Non ci sono calcoli politici dietro la mia posizione: non appartengo ad alcun partito, mi sento libera di argomentare come voglio. Per me il velo, qualsiasi velo, nel contesto musulmano è una discriminazione della donna. Conosco la ragione per la quale il suo corpo dev’essere coperto. Nella giurisprudenza musulmana e nel Corano, questo viene qualificato di “impudico” e ”indecente”, perché potrebbe condurre l’uomo sulla cattiva strada. Fonte di male, di tentazione, il corpo della donna – ad eccezione del viso e delle mani – deve quindi essere coperto. Quest’idea è stata sviluppata nel corso dai cosiddetti ‘saggi’ musulmani. E secondo questa concezione, anche la testa della donna va coperta. Ecco perché non faccio distinzione tra niqab e hijab. Diverse donne mi hanno detto che, con questa ‘storia’ del velo, da una vita si portano appresso un senso di colpa. E io sono persuasa che tutta una serie di fenomeni che nel mondo musulmano restano sotto traccia – come la violenza domestica, l’incesto, la pedofilia, i matrimoni forzati – sono da ricondurre fondamentalmente a questa concezione discriminatoria della donna.

Jean-Luc Addor ha tentato di lanciare un’iniziativa cantonale per vietare il velo a scuola. Il Consiglio di Stato vallesano l’ha dichiarata irricevibile, il Tribunale federale ha confermato. Non sarà probabilmente lei a rilanciare sul piano nazionale. Ma se un domani qualcuno dovesse farlo, la sosterrebbe?

Tutto dipende dal testo.

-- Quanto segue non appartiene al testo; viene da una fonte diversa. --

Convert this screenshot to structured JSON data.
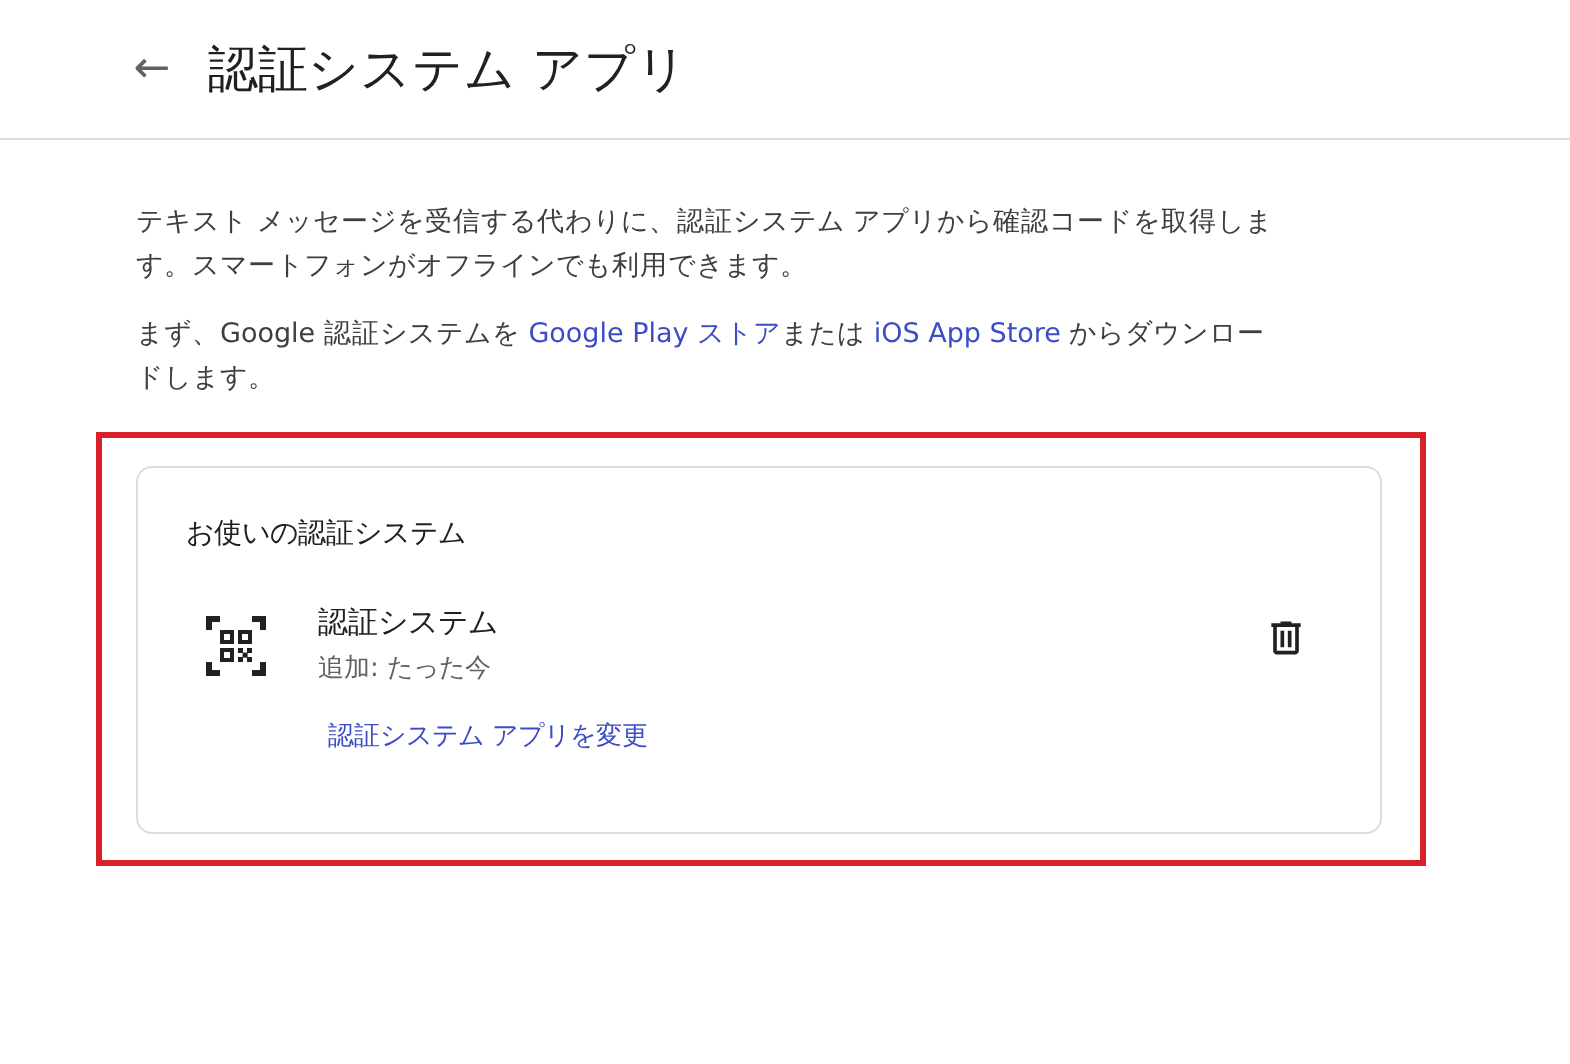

In dicembre la consigliera nazionale Marianne Binder-Keller [Alleanza del Centro, n.d.r.], con la quale abbiamo fondato il gruppo interpartitico di donne ‘Frauenrechte Ja’ [che si batte per il ‘sì’ all’iniziativa, n.d.r.], ha presentato un postulato in tal senso: chiede al Consiglio federale di redigere un rapporto che indichi se sia fattibile vietare il velo alle bambine nelle scuole e negli asili.

Se una donna vuole portare il velo, che lo faccia. Il problema è che vedo nelle scuole coraniche delle moschee svizzere ragazzine che imparano a mettersi il velo già in tenera età, addirittura a partire dai quattro anni. Per me questo condizionamento sociale è inaccettabile. Perché si tratta di una sorta di marchiatura: nel contesto musulmano, mettere un velo sulla testa di una bambina significa che la piccola è sessualmente matura; deve perciò cominciare a nascondere ciò che c’è di bello del suo corpo, ciò che è fonte di tentazione per l’uomo.